Solely three Sensex and eight Nifty shares managed to remain within the inexperienced. Maruti Suzuki, Axis Financial institution and Larsen & Toubro
have been the highest gainers.
Tech Mahindra was the largest loser this week, falling 9.4%. It was adopted by TCS, which sank 8.5%. Wipro slumped
7.9%, Infosys misplaced nearly 6% and HCL Tech almost 5%.
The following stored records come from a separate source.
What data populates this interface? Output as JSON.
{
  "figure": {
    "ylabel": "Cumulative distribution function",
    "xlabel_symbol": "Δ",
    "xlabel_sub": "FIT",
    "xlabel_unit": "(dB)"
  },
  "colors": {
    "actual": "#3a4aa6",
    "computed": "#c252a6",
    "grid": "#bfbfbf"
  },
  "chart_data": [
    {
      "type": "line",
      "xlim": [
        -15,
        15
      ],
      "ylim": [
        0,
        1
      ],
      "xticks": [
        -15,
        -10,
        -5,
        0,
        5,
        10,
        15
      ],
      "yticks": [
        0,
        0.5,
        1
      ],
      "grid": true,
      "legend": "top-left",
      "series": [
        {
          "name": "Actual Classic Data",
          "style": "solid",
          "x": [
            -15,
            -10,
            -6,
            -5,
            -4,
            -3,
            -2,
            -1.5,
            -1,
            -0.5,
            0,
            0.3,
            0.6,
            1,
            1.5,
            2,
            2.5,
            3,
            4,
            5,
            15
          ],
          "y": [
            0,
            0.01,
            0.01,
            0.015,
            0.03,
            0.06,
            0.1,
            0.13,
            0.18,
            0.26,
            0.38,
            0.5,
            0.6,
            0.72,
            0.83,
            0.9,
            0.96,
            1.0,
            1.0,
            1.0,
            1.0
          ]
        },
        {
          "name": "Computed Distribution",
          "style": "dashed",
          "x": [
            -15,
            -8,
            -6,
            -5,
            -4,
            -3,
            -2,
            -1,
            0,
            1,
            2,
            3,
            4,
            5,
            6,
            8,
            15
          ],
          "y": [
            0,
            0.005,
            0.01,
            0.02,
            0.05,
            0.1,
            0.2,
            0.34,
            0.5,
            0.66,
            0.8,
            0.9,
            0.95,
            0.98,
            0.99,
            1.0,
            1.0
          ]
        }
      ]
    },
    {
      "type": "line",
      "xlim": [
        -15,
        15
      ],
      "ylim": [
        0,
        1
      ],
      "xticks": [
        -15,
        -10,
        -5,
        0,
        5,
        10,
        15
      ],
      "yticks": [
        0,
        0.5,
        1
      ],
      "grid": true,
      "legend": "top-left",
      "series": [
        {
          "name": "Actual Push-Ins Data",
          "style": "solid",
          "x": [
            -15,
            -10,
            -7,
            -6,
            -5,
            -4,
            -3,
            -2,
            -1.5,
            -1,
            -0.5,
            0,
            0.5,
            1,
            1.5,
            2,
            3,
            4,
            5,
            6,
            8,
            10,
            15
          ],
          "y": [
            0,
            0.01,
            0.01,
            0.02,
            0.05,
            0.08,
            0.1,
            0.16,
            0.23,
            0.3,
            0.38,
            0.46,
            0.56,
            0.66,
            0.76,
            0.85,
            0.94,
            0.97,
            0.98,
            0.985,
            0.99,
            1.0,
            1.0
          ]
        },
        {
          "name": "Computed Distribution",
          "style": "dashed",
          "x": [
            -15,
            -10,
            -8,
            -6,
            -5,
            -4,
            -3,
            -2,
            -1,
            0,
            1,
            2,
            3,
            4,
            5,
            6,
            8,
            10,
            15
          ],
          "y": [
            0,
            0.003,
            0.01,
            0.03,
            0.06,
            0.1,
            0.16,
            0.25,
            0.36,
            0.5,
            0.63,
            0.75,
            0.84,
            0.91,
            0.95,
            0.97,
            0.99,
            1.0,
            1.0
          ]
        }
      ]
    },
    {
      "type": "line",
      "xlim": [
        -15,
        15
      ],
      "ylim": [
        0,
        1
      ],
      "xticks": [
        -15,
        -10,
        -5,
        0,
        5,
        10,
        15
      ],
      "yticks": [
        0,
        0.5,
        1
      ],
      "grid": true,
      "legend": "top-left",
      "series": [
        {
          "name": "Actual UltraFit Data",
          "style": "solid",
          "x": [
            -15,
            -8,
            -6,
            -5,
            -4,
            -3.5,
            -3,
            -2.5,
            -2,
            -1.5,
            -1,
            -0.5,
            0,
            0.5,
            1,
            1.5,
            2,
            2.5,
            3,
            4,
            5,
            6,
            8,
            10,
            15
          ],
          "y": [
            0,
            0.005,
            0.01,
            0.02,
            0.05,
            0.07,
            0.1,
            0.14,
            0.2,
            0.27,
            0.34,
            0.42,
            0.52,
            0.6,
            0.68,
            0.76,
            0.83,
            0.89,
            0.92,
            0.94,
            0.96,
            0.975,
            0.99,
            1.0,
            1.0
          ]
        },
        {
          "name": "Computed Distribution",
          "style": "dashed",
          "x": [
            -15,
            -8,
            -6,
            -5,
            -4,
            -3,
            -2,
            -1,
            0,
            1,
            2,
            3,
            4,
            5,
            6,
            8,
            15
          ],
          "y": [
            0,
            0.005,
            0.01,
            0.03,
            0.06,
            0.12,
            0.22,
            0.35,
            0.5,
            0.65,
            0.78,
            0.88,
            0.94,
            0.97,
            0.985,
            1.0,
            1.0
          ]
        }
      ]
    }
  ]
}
Drugmakers Dr Reddy’s Labs, Cipla and Solar Pharma misplaced 4-5% every. Different large losers included retailer Trent, Jio Monetary,
Asian Paints, automakers Mahindra & Mahindra and Tata Motors, and Zomato dad or mum Everlasting.

Different Headlines
- Govt indicators Rs 62,370 crore deal to purchase Tejas fighter jets from Hindustan Aeronautics Ltd
- UK’s Nothing kinds $100 million JV with Optiemus Infracom to make smartphones in India
- Swiggy to promote complete stake in Rapido to WestBridge, Prosus for Rs 2,400 crore
- Walmart-backed PhonePe information DRHP for IPO, targets mid-2026 itemizing
- Eli Lilly plans to convey experimental weight-loss capsule orforglipron in India
- Glenmark unit to get license for most cancers drug from China’s Jiangsu Hengrui
- GST reforms to ease retail costs, increase consumption: RBI bulletin
- Waaree Energies beneath US probe for evading photo voltaic tariff duties, studies Bloomberg
- HSBC lifts Indian equities to ‘obese’ from ‘impartial’ as valuations engaging versus friends
- ONGC eyes acquisition of two.5-3 GW renewable vitality initiatives
- Accenture plans new campus in Andhra Pradesh, eyes including 12,000 jobs
- Tata Superior Techniques opens armoured autos plant in Morocco
- IndusInd Financial institution names Viral Damania as CFO
That’s all for this week. Till subsequent week, blissful investing!